Thailand is a deeply spiritual country, with 95% of the population belonging to the Theravada branch of Buddhism. Visitors will see gold-spired Buddhist stupas scattered all across the country and the country is home to the world’s largest gold Buddha. Muslims make up close to 5% of the population and are found in the southern parts of the country. Because of this many traditions and beliefs stem directly from Buddhism across the country. Hinduism also plays a role and can be seen particularly in art and literature. This religious influence heavily affects the value systems of Thai people and the most important values held are respect, self-control, and a non-confrontational attitude. Overly emotional public displays are not common, however, what is found often is a positive and friendly attitude, a sense of humor, and a smile. In accordance with this, a concept that is very important in Thai culture is sanuk, which is a wide-reaching idea that embodies the playfulness and sense of humor central to life in Thailand.
There is an elegance that runs through the country’s cultural life probably best embodied by Thai traditional dance, the outfits of which are enough to keep you mesmerised for hours. Thai cuisine, along with its fragrance and flavours are popular all around the world, and you can easily find some incredibly delicious dishes to try in the country of origin. Some firm favourites are Tom Yum Goong (spicy shrimp soup), Som Tum (spicy green papaya salad), Tom Kha Kai (chicken in coconut soup), Gaeng Daeng (red curry), Pad Thai (Thai style fried noodles), Khao Pad (fried rice), Pad Krapow Moo Saap (fried basil and pork), Gaeng Keow Wan Kai (green chicken curry), Yam Nua (spicy beef salad), Kai Med Ma Muang (chicken with cashew nuts). Traditionally Thai food is eaten with the hands in large and festive feasts where all gather together. The aromatic cuisine is thus matched by the warm spirit of sharing food together (perhaps one reason why the country has the largest restaurant in the world).

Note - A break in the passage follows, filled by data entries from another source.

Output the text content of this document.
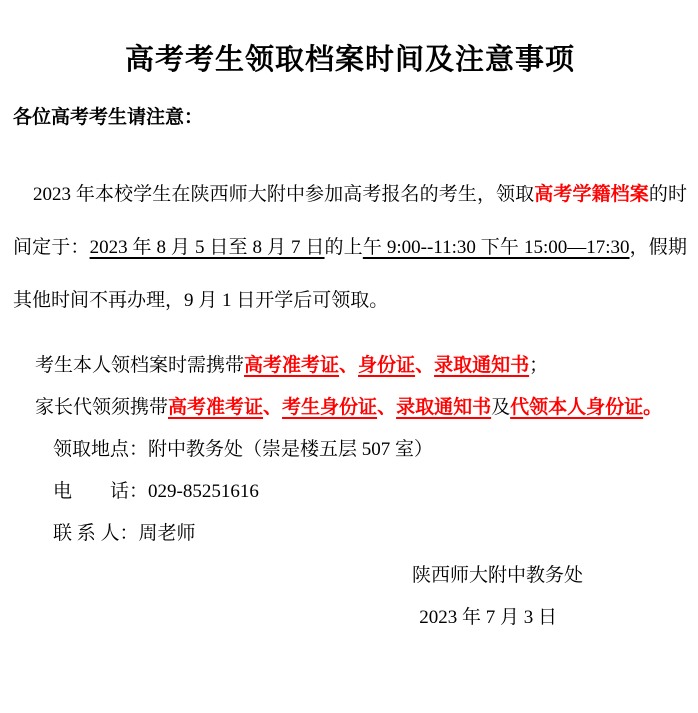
高考考生领取档案时间及注意事项
各位高考考生请注意：
2023 年本校学生在陕西师大附中参加高考报名的考生，领取高考学籍档案的时间定于：2023 年 8 月 5 日至 8 月 7 日的上午 9:00--11:30 下午 15:00—17:30，假期其他时间不再办理，9 月 1 日开学后可领取。
考生本人领档案时需携带高考准考证、身份证、录取通知书；
家长代领须携带高考准考证、考生身份证、录取通知书及代领本人身份证。
领取地点：附中教务处（崇是楼五层 507 室）
电　　话：029-85251616
联 系 人：周老师
陕西师大附中教务处
2023 年 7 月 3 日
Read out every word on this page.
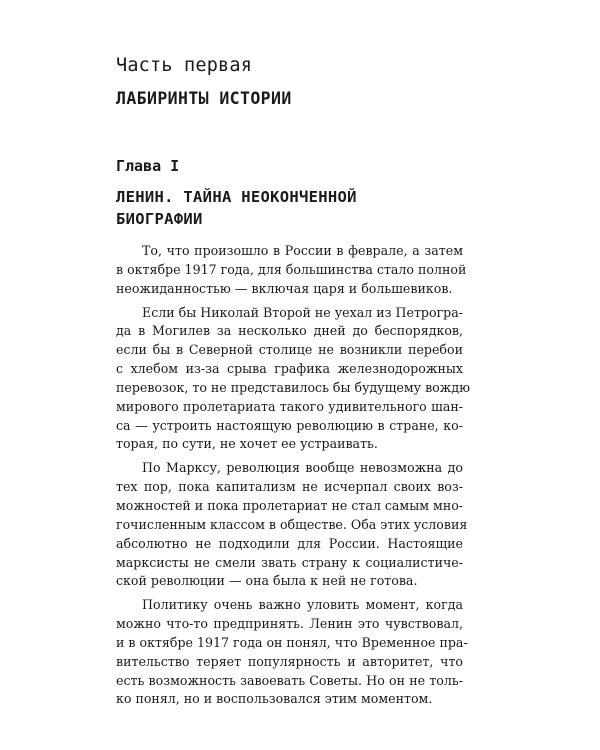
Часть первая
ЛАБИРИНТЫ ИСТОРИИ
Глава I
ЛЕНИН. ТАЙНА НЕОКОНЧЕННОЙ
БИОГРАФИИ
То, что произошло в России в феврале, а затем
в октябре 1917 года, для большинства стало полной
неожиданностью — включая царя и большевиков.
Если бы Николай Второй не уехал из Петрогра-
да в Могилев за несколько дней до беспорядков,
если бы в Северной столице не возникли перебои
с хлебом из-за срыва графика железнодорожных
перевозок, то не представилось бы будущему вождю
мирового пролетариата такого удивительного шан-
са — устроить настоящую революцию в стране, ко-
торая, по сути, не хочет ее устраивать.
По Марксу, революция вообще невозможна до
тех пор, пока капитализм не исчерпал своих воз-
можностей и пока пролетариат не стал самым мно-
гочисленным классом в обществе. Оба этих условия
абсолютно не подходили для России. Настоящие
марксисты не смели звать страну к социалистиче-
ской революции — она была к ней не готова.
Политику очень важно уловить момент, когда
можно что-то предпринять. Ленин это чувствовал,
и в октябре 1917 года он понял, что Временное пра-
вительство теряет популярность и авторитет, что
есть возможность завоевать Советы. Но он не толь-
ко понял, но и воспользовался этим моментом.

Despite the overarching strength and unity of Thai culture, you can see that each region has its own unique cultural and geographic features. Northern Thailand shares its border with Myanmar and Laos. This region is mountainous and filled with thick forests and river valleys and its culture is heavily influenced by Burmese culture; carrying strong influences from the historical Lanna kingdom. Northeastern Thailand, also known as Isan, is largely isolated from the rest of Thailand by a large mountain range. A Lao-speaking majority, as well as a primarily agricultural society, characterize this culturally distinct region. Southern Thailand, located on the Malay peninsula, is home to many of Thailand’s pristine beaches and resorts whose narrow landmass is home to many fishing communities. Central Thailand is the hub of the country in every sense of the word, politically, economically and culturally. It is the most populous and dominated by the ethnic Thai traditions. Wherever you are in the country, if you’re looking to fit in, simply remember to always take your shoes off, not point and keep your cool.